Mean top-K losses vs. the occurrences

It is a natural expectation in anomaly detection that the model assigns higher loss to less frequently occurring log lines. According to Fig. 11 the result of the model satisfies this expectation. The points in the plot represent the mean losses of the 40 different log lines, while the size of the points are proportional with the variance. (Due to the different context the same log line can be considered either normal or anomalous). In the Figure, log lines occurring more frequently have lower loss.

Fig. 12
figure 12

Top-K losses of various log lines

Figure 12 tells more about the variability of the losses. It is clear that rare lines always have higher losses. It can be observed, that frequently occurring log lines might also have a high loss when their context is unusual.

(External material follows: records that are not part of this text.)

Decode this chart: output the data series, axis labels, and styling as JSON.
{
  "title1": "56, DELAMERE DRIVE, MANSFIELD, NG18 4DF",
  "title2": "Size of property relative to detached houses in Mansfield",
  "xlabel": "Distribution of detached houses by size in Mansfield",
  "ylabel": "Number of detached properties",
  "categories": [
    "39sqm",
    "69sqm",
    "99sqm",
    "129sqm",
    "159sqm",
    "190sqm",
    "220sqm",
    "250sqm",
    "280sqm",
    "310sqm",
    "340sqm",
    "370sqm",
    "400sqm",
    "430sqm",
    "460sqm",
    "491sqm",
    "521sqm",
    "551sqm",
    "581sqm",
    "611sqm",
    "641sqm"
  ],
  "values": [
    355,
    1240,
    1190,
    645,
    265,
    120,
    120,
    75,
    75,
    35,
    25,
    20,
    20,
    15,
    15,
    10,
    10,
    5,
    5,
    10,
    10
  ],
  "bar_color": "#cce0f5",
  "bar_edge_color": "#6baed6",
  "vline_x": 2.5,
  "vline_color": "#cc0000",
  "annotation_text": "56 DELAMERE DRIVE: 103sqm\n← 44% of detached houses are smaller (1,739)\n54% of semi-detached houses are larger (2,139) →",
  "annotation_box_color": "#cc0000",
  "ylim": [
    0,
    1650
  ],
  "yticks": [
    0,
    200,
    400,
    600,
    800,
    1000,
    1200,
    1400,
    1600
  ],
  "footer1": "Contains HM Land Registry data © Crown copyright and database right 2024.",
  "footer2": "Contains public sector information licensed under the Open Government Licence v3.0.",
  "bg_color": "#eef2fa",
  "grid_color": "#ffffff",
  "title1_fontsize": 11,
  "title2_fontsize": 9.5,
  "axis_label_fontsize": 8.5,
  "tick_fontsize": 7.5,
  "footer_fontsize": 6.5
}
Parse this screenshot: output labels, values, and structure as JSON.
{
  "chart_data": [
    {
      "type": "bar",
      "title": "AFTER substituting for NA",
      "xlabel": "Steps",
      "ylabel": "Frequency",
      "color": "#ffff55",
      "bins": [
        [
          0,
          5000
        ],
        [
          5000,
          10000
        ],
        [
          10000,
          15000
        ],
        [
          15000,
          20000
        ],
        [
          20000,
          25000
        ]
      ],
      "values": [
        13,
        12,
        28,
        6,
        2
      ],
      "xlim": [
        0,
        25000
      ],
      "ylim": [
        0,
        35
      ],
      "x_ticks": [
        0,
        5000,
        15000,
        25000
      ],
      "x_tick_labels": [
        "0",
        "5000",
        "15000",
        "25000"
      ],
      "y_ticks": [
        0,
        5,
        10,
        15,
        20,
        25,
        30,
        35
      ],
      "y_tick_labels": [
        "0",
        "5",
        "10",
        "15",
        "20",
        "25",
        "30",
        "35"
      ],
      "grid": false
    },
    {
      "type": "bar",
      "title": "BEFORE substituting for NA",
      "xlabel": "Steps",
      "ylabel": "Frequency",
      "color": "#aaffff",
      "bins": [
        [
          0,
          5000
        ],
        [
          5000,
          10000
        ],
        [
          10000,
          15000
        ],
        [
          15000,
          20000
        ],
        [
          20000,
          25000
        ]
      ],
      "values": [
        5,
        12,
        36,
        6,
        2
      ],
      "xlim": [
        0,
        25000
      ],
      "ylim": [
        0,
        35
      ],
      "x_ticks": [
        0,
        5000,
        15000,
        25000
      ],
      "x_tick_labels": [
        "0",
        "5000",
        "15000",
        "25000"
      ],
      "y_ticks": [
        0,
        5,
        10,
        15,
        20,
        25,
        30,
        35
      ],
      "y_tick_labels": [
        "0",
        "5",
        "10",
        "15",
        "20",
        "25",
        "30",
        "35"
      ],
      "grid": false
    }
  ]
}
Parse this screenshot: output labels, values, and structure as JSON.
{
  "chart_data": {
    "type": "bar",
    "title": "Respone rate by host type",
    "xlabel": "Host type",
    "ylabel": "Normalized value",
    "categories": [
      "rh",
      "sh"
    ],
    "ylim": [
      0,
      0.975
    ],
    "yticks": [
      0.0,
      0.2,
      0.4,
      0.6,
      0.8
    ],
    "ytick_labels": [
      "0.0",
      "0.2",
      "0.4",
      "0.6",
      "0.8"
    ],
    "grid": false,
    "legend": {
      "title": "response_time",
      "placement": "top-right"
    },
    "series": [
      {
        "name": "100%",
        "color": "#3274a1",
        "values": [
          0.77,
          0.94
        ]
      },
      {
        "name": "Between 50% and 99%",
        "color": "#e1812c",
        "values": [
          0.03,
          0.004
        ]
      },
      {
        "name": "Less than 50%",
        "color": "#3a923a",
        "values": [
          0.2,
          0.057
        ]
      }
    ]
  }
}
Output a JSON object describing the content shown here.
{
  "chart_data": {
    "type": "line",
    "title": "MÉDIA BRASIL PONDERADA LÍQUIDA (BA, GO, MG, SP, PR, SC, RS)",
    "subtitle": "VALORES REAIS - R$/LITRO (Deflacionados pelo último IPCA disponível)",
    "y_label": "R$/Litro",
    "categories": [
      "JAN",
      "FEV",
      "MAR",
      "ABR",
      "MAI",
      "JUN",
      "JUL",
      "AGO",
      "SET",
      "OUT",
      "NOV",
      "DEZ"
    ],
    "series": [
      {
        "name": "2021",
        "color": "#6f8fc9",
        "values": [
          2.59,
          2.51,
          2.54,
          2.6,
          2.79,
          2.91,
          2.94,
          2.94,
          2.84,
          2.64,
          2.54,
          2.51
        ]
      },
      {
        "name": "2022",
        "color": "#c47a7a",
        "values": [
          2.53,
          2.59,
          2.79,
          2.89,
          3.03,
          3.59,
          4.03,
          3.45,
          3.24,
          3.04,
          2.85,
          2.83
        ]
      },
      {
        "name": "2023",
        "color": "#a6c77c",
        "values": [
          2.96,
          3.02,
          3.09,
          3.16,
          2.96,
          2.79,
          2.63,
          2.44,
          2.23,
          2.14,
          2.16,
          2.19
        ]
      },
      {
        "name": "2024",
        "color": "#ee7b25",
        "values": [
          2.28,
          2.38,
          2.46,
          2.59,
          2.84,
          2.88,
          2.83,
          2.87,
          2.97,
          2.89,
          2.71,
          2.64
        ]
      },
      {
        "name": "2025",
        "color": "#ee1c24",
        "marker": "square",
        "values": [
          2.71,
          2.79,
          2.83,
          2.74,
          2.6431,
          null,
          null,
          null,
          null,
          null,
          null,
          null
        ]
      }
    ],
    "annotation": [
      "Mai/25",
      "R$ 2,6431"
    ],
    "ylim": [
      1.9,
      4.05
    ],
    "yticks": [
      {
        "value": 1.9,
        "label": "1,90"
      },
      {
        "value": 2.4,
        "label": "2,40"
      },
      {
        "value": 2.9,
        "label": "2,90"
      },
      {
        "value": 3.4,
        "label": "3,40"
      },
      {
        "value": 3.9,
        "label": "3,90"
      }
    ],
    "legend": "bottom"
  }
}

Next, we investigate the anomaly scores assigned to message ’RSA1 key generation succeeded’, which is a status message (message #15). It does not look like an error indication, still the model loss can be high in some rare cases. According to Fig. 13 the message before ’RSA1 key generation succeeded’ is ’RSA key generation succeeded’ in \(84\%\) of the log sequences, and the model loss is low in these cases, too. Only in \(0.1\%\) of the cases, ’RSA1 key generation succeeded’ is preceded by message ’succeeded’, accompanied by high loss. This behavior confirms that the model is able to take the context around a message also into consideration, hence the sequence anomalies are also detected properly. Investigating the log file reveals that these messages are generated during the boot process of a node, it could be an important feedback to the operator that a very small fraction of the nodes do not generate all kinds of keys generated by the majority of the nodes.

Fig. 13
figure 13

Relation between the anomaly score and the preceding message for message #15

5 Conclusion

Formulating the anomaly detection in log files as a regression problem is not a trivial task. This approach has an important benefit: by getting rid of the log parser the model can also cope with unseen log lines, which is an essential requirement in online applications. At the other hand, regression in machine learning is always more involved than classification, even so when the model output is a vector with semantic meaning. Introducing the Top-K layer and the corresponding Top-K loss function made it possible to obtain state-of-the art results in the field of log anomaly detection, without relying on template parsers. We also investigated the performance of the proposed approach with four different neural network architectures, and provided a solution to combine their results to get higher precision or recall metrics.